At a cost of $688m tax payer dollars, this implies that some 27,520 grants of $25,000 will be made.

A good win for all.

The stimulus may be designed to rescue the sector, save jobs and bring forward consumer decisions, but this doesn’t mean that property developers and construction company owners should simply grab it right off the bat without putting up intelligent marketing and sales strategies. 

We all know what happens when you feel a sense of elation and throw caution to the wind trying to sign up anyone who has a heartbeat.

Bear in mind that every building company or developer will also be vying for the same pool of clients, probably even fiercer than before and you’re still dealing with depressed consumer sentiment.

So while those in WA or Tasmania can be eligible for a further $20,000, the million-dollar question is how many will be brave enough to put pen to paper?
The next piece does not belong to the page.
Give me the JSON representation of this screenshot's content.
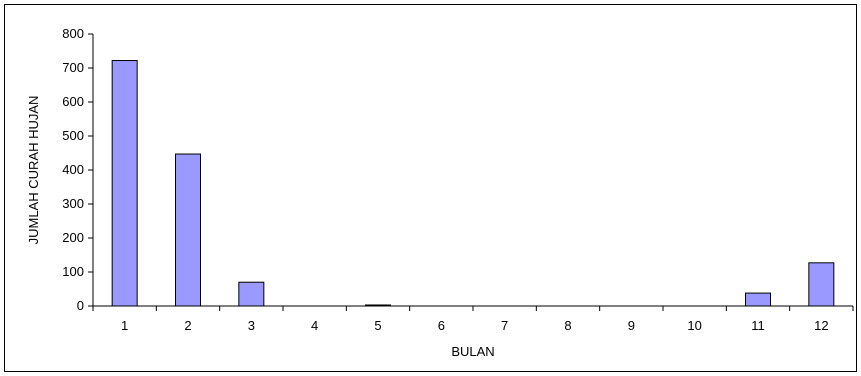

Contracts must be signed by the 31st December, and construction to commence within 3 months which doesn’t leave much room on either side and with the first week of June over, the clock is ticking…

So how do you crush your sales, benefit from this home builder grant, and stand out epically among the rest of your competitors?
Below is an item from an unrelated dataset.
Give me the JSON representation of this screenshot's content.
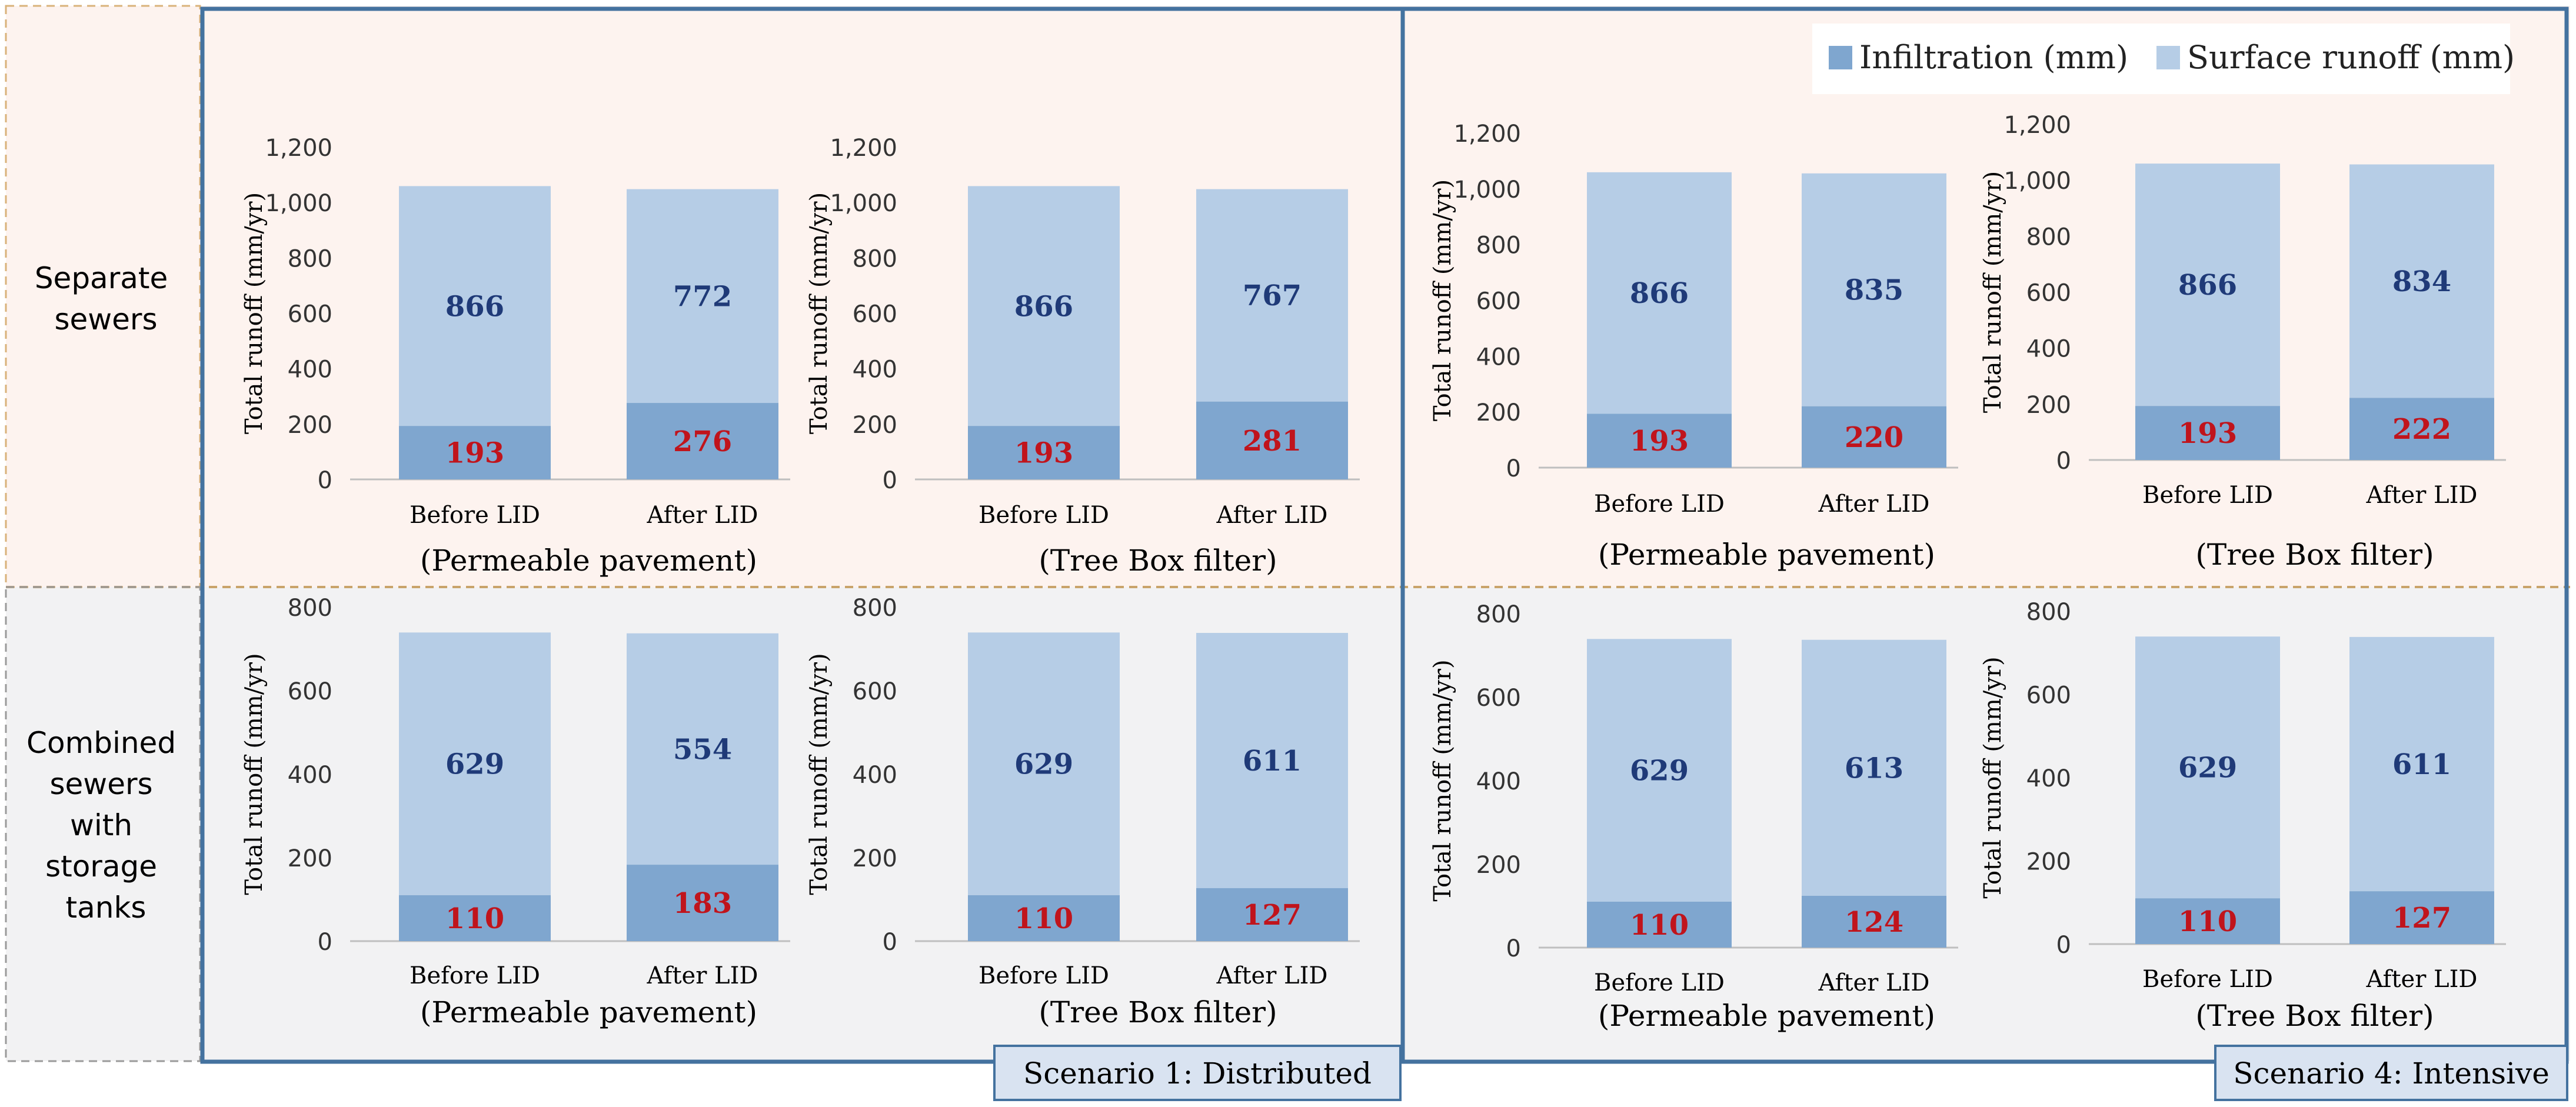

Below are some of the key ways to make sure your marketing strategies remain at the top:

Identify and amplify your Unique Selling Position (USP). So what makes your company unique and more deserving of others? Since this grant is a special one-off incentive, expect that your company is not the only one contending for the same pool of clients. If your company has already created your own place in the industry, the intelligent way to prosper is to NOT attempt to enter new markets. This is not the time to rebrand and become a project home builder if that was never your bread and butter.

Continue with your other benefits and see this grant as a value-added and time-based incentive. Treat this grant as a ‘cherry on top’, something that will only add to your already nice offerings. A lot of penny-wise developers will try and contract their marketing or incentives thinking this will be enough but if you want to stand out, you need to accelerate even further. Don’t be pound foolish. 
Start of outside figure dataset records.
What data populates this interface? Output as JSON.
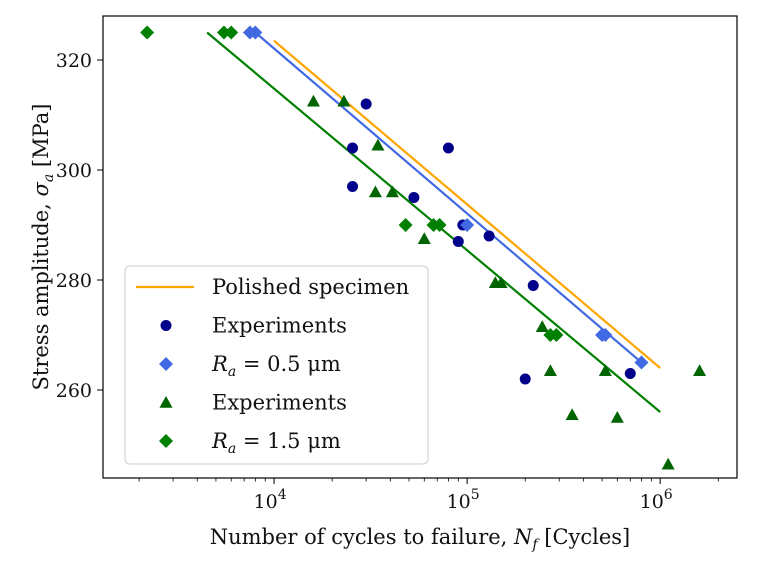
{
  "chart_data": {
    "type": "scatter",
    "title": "",
    "xlabel": "Number of cycles to failure, N_f [Cycles]",
    "ylabel": "Stress amplitude, σ_a [MPa]",
    "xscale": "log",
    "xlim": [
      1300,
      2500000
    ],
    "ylim": [
      244,
      328
    ],
    "grid": false,
    "legend_position": "lower-left",
    "x_ticks": [
      {
        "value": 10000,
        "label": "10^4",
        "base": "10",
        "exp": "4"
      },
      {
        "value": 100000,
        "label": "10^5",
        "base": "10",
        "exp": "5"
      },
      {
        "value": 1000000,
        "label": "10^6",
        "base": "10",
        "exp": "6"
      }
    ],
    "y_ticks": [
      {
        "value": 260,
        "label": "260"
      },
      {
        "value": 280,
        "label": "280"
      },
      {
        "value": 300,
        "label": "300"
      },
      {
        "value": 320,
        "label": "320"
      }
    ],
    "series": [
      {
        "name": "Polished specimen",
        "kind": "line",
        "color": "#FFA500",
        "points": [
          [
            10000,
            323.5
          ],
          [
            1000000,
            264
          ]
        ]
      },
      {
        "name": "Experiments",
        "kind": "circle",
        "color": "#00008B",
        "points": [
          [
            30000,
            312
          ],
          [
            25500,
            304
          ],
          [
            80000,
            304
          ],
          [
            25500,
            297
          ],
          [
            53000,
            295
          ],
          [
            95000,
            290
          ],
          [
            90000,
            287
          ],
          [
            130000,
            288
          ],
          [
            220000,
            279
          ],
          [
            200000,
            262
          ],
          [
            700000,
            263
          ]
        ]
      },
      {
        "name": "R_a = 0.5 μm",
        "kind": "diamond",
        "color": "#4169E1",
        "points": [
          [
            7500,
            325
          ],
          [
            8000,
            325
          ],
          [
            100000,
            290
          ],
          [
            500000,
            270
          ],
          [
            520000,
            270
          ],
          [
            800000,
            265
          ]
        ],
        "fit_line": [
          [
            8000,
            325
          ],
          [
            800000,
            265
          ]
        ]
      },
      {
        "name": "Experiments",
        "kind": "triangle",
        "color": "#006400",
        "points": [
          [
            16000,
            312.5
          ],
          [
            23000,
            312.5
          ],
          [
            34500,
            304.5
          ],
          [
            33500,
            296
          ],
          [
            41000,
            296
          ],
          [
            60000,
            287.5
          ],
          [
            140000,
            279.5
          ],
          [
            150000,
            279.5
          ],
          [
            245000,
            271.5
          ],
          [
            270000,
            263.5
          ],
          [
            520000,
            263.5
          ],
          [
            350000,
            255.5
          ],
          [
            600000,
            255
          ],
          [
            1600000,
            263.5
          ],
          [
            1100000,
            246.5
          ]
        ]
      },
      {
        "name": "R_a = 1.5 μm",
        "kind": "diamond",
        "color": "#008000",
        "points": [
          [
            2200,
            325
          ],
          [
            5500,
            325
          ],
          [
            6000,
            325
          ],
          [
            48000,
            290
          ],
          [
            67000,
            290
          ],
          [
            72000,
            290
          ],
          [
            270000,
            270
          ],
          [
            290000,
            270
          ]
        ],
        "fit_line": [
          [
            4500,
            325
          ],
          [
            1000000,
            256
          ]
        ]
      }
    ],
    "legend": [
      {
        "label": "Polished specimen",
        "marker": "line",
        "color": "#FFA500",
        "parts": {
          "main": "Polished specimen"
        }
      },
      {
        "label": "Experiments",
        "marker": "circle",
        "color": "#00008B",
        "parts": {
          "main": "Experiments"
        }
      },
      {
        "label": "R_a = 0.5 μm",
        "marker": "diamond",
        "color": "#4169E1",
        "parts": {
          "sym": "R",
          "sub": "a",
          "rest": " = 0.5 μm"
        }
      },
      {
        "label": "Experiments",
        "marker": "triangle",
        "color": "#006400",
        "parts": {
          "main": "Experiments"
        }
      },
      {
        "label": "R_a = 1.5 μm",
        "marker": "diamond",
        "color": "#008000",
        "parts": {
          "sym": "R",
          "sub": "a",
          "rest": " = 1.5 μm"
        }
      }
    ]
  }
}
Focus on content to educate consumers. The fundamentals of business do not change—developing trust and delivering value still applies, so with compressed time frames, it could be beneficial to you. As this scheme is so new, the amount of literature available is still minimal and it is a superb opportunity to be a leader in this space.

Remarket your existing databases like crazy, and do it NOW! This is a time-based incentive after all. So urgency and relevance are crucial. Remember, your database is probably being hit up by 3 other companies as we speak, so ensure the voice and promotion is spectacularly unique.

Target your market intelligently. Anyone who is on JobKeeper or JobSeeker right now are unlikely to qualify for finance and banks are scrutinizing occupations that are vulnerable to a potential second wave of infections. As for white-collar occupations who have traditionally been “safe as houses”, many have had to take circa 10% – 20% pay cuts so developing a product and narrative for this demographic would be prudent.